Indexer Thread Count

{
  "indexing_config": {
    "num_threads": max(min(physical cores, logical cores) - 1, 1)
  }
}

Indexing Multiple Files Under One Document

InfiSearch regards each file as a single document by default. You can index multiple files into one document using the reserved field _add_files. This is useful if you need to override or add data but can’t modify the source document easily.

Overrides should be provided with JSON, CSV, or HTML files, as TXT and PDF files have no reliable way of supplying the _add_files field. In addition, you will need to manually map the CSV data to the _add_files field. This is automatically done for JSON and HTML files.

Suppose you have the following files:

folder
|-- main.html
|-- overrides.json

To index main.html and override its link, you would have:

overrides.json

{
  "link": "https://infi-search.com",
  "_add_files": "./main.html"
}

Indexer Configuration

{
  "indexing_config": {
    "exclude": ["main.html"]
  }
}

This excludes indexing main.html directly, but does so through overrides.json.

Larger Collections

⚠️ This section serves as a reference, prefer the preconfigured scaling presets if possible.

Field Configuration

{
  "fields_config": {
    "cache_all_field_stores": true,
    "num_docs_per_store": 100000000
  },
  "indexing_config": {
    "pl_limit": 4294967295,
    "pl_cache_threshold": 0,
    "num_pls_per_dir": 1000
  }
}

Field Store Caching: cache_all_field_stores

All fields specified with storage=[{ "type": "text" }] are cached up front when this is enabled. This is the same option as the one under search functionality options, and has lower priority.

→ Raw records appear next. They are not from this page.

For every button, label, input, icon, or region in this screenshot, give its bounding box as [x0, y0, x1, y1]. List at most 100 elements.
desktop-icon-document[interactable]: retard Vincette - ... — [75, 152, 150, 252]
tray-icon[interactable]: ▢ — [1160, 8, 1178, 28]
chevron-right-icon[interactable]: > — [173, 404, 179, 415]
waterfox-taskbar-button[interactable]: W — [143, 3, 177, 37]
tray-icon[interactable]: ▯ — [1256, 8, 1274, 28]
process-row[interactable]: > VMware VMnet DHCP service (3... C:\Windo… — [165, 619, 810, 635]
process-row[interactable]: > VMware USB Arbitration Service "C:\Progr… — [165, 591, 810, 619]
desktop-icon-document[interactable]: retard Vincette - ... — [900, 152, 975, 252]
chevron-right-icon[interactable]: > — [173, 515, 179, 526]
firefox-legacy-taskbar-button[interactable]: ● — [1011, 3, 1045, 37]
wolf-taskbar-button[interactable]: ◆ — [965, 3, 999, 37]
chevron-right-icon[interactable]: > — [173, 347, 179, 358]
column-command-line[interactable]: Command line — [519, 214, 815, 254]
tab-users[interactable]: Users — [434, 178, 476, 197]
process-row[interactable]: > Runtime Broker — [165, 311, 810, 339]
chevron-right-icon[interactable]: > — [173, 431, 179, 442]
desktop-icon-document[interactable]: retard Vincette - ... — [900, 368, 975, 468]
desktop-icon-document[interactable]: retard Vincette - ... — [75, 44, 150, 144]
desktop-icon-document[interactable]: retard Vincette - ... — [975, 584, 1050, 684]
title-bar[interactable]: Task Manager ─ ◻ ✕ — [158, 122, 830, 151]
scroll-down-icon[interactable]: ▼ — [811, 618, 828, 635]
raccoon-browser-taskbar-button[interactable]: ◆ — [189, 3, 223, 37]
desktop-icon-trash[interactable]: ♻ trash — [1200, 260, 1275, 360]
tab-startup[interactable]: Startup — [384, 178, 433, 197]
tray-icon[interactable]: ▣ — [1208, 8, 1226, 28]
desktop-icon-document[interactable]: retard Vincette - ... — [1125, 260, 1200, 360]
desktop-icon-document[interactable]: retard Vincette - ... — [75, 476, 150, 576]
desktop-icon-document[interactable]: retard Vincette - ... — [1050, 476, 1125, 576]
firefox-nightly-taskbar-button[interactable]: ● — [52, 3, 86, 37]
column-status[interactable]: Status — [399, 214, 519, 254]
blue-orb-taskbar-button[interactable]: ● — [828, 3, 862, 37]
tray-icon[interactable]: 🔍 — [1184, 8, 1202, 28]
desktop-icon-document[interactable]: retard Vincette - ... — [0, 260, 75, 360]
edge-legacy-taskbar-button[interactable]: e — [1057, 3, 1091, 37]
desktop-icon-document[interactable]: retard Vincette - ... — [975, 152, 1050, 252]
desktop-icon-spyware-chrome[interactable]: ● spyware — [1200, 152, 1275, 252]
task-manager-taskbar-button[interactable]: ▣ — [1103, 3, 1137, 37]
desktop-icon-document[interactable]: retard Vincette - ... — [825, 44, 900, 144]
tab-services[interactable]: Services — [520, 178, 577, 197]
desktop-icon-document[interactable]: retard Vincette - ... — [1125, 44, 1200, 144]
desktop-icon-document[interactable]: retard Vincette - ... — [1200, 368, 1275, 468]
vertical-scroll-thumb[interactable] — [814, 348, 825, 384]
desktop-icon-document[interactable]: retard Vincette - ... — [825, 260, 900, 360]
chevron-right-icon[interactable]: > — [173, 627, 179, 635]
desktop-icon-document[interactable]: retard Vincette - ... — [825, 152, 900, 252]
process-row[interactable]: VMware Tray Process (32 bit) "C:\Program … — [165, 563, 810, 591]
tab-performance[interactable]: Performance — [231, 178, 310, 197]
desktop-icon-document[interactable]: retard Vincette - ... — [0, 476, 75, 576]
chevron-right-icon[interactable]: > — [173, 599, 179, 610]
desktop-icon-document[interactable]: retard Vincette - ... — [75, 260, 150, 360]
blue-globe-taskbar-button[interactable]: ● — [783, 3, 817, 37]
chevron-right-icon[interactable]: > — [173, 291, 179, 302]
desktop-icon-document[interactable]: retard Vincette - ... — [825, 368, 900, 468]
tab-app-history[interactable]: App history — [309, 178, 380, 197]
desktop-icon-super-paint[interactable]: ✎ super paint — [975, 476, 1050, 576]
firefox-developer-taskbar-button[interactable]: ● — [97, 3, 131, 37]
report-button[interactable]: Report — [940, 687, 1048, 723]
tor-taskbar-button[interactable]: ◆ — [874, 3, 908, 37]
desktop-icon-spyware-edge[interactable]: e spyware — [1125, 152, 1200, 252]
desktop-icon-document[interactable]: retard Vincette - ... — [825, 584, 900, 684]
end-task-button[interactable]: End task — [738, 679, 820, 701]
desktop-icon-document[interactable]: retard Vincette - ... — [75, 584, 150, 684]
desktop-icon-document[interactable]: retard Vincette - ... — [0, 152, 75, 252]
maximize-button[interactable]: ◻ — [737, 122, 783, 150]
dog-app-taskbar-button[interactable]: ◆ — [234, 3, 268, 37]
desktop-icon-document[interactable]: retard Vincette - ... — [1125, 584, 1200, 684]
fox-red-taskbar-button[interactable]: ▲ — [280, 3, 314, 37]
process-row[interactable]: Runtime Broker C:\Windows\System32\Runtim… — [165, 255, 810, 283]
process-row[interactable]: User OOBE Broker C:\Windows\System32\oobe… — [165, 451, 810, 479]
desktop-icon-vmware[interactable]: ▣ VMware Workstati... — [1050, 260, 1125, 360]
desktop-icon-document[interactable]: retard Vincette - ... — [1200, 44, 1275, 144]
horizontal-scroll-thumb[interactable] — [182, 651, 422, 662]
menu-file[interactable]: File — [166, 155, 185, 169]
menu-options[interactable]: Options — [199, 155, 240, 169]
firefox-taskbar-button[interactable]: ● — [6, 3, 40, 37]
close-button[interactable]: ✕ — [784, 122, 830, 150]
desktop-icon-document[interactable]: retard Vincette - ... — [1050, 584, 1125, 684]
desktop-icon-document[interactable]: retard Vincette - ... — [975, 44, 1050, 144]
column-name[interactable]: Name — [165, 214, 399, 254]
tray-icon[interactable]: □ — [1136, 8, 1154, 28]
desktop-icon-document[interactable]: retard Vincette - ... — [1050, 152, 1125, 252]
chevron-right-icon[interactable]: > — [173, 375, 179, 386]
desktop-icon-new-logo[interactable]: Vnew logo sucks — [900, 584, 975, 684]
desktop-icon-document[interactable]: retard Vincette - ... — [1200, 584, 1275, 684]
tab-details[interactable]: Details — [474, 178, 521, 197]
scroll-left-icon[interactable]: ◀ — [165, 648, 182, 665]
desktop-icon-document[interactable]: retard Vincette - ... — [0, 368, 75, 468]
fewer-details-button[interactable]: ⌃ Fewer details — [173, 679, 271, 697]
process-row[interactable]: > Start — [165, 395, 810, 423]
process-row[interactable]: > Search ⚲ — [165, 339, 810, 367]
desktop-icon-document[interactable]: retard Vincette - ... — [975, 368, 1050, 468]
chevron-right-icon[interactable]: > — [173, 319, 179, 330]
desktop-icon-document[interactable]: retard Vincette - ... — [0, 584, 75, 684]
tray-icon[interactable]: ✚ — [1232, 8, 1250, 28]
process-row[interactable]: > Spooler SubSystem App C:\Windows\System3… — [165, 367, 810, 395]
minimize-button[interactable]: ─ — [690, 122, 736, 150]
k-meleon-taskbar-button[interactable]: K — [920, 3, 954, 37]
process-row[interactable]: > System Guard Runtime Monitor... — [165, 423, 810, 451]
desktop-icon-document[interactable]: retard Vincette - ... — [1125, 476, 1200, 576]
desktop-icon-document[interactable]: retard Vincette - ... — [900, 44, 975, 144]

Field Store Granularity: num_docs_per_store

The num_docs_per_store parameter controls how many documents’ texts to store in one JSON file. Batching multiple files together increases file size but can lead to less files and better browser caching.

Index Shard Size: pl_limit

This is a threshold (in bytes) at which to “cut” index (pl meaning postings list) chunks. Increasing this produces less but bigger chunks (which take longer to retrieve).

Index Caching: pl_cache_threshold

Index chunks that exceed this size (in bytes) are cached by the search library on initilisation. It is used to configure InfiSearch for response time (over scalability) for typical use cases.